Against those who criticised his work for its immorality
Büchner wrote in a letter to his family in 1835: And
regarding the so-called immorality of my book [ Danton's Death]
I answer as follows: the dramatic poet in my view is nothing other
than a history teller, but is superior to the latter in that he
creates history a second time and allows us to transpose ourselves
immediately in the life of an epoch instead of merely relating
a dry story, to yield characters instead of characteristics, real
figures instead of mere descriptions. His highest task is to recreate
as closely as possible history as it really happened. His book
can be neither as moral nor immoral as history itself;
but history, dear God, was not made as a lecture for a girl's
bed-chamber (p. 553).
As for the French Revolution itself, if anything the controversy
raging over its significance has intensified with time. Particularly
in France itself there is a growing campaign amongst intellectuals
and so-called postmodernists (many of them formerly attached to
the French Communist Party) to denounce the revolution as a reactionary
event and a blot on history. (The Russian Marxist George Plekhanov
anticipated most of the arguments of the latest opponents of the
French Revolution in a short and brilliant essay he wrote in 1890,
How the bourgeoisie remembers its own Revolution).

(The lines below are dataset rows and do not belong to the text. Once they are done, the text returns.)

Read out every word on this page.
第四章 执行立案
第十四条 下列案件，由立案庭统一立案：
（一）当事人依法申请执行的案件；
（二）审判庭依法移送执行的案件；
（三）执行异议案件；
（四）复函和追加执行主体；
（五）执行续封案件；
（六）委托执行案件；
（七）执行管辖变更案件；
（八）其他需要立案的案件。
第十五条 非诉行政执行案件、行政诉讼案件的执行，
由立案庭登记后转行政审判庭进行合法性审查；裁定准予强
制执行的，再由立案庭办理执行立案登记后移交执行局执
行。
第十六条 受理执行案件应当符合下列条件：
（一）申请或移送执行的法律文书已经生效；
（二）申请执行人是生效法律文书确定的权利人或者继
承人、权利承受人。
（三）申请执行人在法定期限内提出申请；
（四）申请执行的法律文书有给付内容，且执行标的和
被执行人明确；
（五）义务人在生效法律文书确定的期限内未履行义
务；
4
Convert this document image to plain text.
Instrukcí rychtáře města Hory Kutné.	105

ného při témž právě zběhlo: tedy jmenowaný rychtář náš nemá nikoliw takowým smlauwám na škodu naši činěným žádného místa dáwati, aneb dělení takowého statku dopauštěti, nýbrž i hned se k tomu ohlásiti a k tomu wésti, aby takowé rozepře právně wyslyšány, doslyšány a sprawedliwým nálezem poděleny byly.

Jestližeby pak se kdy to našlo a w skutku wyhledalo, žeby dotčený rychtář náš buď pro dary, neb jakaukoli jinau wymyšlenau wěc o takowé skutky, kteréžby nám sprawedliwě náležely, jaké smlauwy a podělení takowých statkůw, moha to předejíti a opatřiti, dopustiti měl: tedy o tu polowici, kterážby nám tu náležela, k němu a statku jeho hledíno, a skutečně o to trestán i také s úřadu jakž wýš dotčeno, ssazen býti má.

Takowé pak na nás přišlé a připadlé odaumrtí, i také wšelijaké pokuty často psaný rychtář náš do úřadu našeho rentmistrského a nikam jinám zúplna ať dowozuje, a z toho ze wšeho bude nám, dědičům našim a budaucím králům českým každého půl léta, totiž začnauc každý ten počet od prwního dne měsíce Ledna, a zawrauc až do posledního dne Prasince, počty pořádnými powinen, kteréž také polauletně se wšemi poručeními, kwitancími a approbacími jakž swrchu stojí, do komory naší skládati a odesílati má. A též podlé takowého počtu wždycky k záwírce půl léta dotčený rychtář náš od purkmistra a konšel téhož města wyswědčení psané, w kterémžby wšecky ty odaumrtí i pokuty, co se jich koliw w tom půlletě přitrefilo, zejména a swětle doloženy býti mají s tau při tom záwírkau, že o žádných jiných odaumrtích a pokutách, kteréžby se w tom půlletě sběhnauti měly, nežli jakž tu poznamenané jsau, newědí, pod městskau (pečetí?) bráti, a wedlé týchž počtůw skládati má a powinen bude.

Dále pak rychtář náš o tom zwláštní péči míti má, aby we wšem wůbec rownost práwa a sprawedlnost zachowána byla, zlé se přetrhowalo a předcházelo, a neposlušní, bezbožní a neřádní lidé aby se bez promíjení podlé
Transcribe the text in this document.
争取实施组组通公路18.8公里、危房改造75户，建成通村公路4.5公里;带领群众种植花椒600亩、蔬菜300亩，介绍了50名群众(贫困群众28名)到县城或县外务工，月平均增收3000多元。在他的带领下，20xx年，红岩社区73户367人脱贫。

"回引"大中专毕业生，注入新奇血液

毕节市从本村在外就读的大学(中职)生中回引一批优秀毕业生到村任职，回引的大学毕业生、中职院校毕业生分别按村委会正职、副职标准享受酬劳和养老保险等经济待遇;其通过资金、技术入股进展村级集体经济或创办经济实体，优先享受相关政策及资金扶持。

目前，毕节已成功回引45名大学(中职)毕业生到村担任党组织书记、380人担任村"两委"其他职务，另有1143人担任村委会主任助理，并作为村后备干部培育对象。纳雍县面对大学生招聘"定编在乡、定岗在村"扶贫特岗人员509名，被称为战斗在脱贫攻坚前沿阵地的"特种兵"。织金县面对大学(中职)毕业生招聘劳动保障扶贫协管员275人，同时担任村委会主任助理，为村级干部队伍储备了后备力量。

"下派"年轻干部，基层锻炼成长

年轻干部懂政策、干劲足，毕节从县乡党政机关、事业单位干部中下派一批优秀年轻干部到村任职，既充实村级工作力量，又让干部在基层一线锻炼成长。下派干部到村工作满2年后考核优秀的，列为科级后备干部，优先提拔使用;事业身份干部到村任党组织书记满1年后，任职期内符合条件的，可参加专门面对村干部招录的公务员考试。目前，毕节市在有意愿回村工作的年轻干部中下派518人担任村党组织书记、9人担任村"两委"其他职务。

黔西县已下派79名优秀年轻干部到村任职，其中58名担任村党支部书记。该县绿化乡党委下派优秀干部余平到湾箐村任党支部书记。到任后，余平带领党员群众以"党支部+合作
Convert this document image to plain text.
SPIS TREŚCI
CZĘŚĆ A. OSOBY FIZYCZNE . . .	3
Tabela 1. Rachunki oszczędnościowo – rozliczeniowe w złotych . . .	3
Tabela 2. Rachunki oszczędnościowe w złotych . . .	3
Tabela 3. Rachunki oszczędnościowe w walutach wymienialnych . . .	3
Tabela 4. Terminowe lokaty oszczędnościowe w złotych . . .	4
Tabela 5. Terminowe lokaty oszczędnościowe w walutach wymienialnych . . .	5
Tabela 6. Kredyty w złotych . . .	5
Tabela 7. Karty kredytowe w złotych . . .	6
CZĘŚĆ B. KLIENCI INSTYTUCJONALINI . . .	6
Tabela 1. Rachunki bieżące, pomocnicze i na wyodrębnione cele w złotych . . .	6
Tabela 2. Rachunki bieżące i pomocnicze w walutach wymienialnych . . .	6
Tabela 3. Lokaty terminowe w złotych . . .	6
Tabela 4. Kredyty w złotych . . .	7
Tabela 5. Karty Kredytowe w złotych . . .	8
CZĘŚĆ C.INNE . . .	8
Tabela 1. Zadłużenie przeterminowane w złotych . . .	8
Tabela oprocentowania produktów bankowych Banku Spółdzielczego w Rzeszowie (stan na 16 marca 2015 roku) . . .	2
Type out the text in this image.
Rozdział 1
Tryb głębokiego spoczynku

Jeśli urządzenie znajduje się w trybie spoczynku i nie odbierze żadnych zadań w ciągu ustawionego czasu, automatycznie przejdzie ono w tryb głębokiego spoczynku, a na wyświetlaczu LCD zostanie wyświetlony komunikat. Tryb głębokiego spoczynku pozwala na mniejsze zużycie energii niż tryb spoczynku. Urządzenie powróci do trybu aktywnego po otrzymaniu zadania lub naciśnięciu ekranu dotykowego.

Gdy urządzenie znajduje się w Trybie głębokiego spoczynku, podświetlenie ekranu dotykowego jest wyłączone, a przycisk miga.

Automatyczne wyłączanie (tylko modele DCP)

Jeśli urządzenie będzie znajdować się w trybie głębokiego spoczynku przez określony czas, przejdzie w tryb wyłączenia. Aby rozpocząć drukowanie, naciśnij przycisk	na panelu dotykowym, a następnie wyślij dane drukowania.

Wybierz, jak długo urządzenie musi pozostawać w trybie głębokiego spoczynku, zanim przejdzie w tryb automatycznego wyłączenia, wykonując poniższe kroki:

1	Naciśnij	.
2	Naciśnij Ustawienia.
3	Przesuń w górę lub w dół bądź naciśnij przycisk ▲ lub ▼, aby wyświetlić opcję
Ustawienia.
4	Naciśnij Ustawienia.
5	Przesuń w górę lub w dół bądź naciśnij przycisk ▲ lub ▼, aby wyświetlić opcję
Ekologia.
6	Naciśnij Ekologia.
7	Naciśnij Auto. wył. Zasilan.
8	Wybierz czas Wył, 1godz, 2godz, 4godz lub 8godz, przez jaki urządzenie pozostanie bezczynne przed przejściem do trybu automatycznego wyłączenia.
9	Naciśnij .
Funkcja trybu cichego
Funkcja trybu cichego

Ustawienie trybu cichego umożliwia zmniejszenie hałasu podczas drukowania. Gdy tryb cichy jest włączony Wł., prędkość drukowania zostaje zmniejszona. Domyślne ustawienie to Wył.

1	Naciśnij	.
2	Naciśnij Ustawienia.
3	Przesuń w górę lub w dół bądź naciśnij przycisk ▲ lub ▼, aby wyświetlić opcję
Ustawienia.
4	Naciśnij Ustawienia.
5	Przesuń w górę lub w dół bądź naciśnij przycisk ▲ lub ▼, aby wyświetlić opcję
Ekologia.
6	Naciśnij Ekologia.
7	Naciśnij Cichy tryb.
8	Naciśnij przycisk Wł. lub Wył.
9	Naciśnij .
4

What is clear from the eclecticism and shallowness of his own
presentation is Ostermeier's own lack of confidence and inability
to come to grips with such historical issues. An intimate acquaintance
with the historical background and controversies surrounding the
French Revolution should not be regarded as a straitjacket restricting
any interpretation of Büchner's text to the most literal.
But a prerequisite for any serious attempt to reinterpret or modernise
Büchner's text is an understanding of events which took place
over 200 years ago, together with a sense of their relevance and
actuality for modern society and political theatre. In this regard
Ostermeier's latest production is sadly lacking.